Joe Fresh is Loblaws most recent effort to break out of the traditional supermarket mold, breaking into the bargain fashion market to fend off competition from retail competitors Wal-Mart.

Joseph Mimran is at the heart of it, the “dynamic force behind three of Canada’s greatest Canadian retail success stories - Alfred Sung, Club Monaco and Caban,” according to his website bio. Joe Fresh Style’s approach is to provide trendy clothes at clearance prices, through fashion retail that’s embedded in Loblaws’ existing locations. Having already worked with the Westons on their home product lines, this seems like a logical extension of the Mimran’s relationship to Loblaws — and one that’s already being recognized as a success.

With the launch of their kids’ clothing line just recently completed, Joe Fresh has recently launched a series of TV ads, reminiscent of the Old Navy format we know and love. Young, clean-cut people frolic happily in stylish clothing, while catchy-fun music plays in the background to fully drill the message into your head. Even if you don’t remember the clothes, you’re going to remember either the cute people or the addicting tune — if not both.

Pretty clearly, Loblaws is hoping to put the emphasis on the “style” of “Joe Fresh Style”, and are willing to do some inventive cross-media stuff in order to accomplish that. To wit: both of the ads in the current campaign feature simple sets, attractive models, and choreography that highlights the clothing, as usual. But, they’re both also built around songs performed by Rhonda Stakich, a Canadian singer with a couple of albums and just the right sound.

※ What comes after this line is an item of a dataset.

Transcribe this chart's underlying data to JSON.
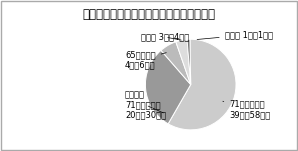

So far that isn’t so much different from any Gap commercial that you might’ve seen, where happy pretty people cavort to music you might like to hear again, if only they’d bloody tell you what it is. Maybe I haven’t looked hard enough, but my impression of the music both in the Gap/Old Navy ads and their stores is that if I didn’t already know what is was, then I wasn’t hip enough to find out — whereas, interestingly, Joe Fresh has taken a different direction.

Across two ads, they’ve had the same performer; across two ads, they’ve taken pains to highlight just who she is, and just how Canadian she is. And, most interestingly of all, they’ve made both the first and second songs from their ads freely available for download from their site. Choosing a consistent tone for an ad campaign is nothing new, but I do have to credit Loblaws for the level of cross-promotion they’ve chosen to undertake — picking happy, hip music is one thing, but using Loblaws’ reach to boost a Canadian artist (openly, if you visit the site) is entirely another.

Plus, they’re great songs. Even if you never buy anything from Joe Fresh Style (disclosure: I bought their boxer-briefs), they’re willing to give you two catchy songs, and that isn’t a bad deal at all.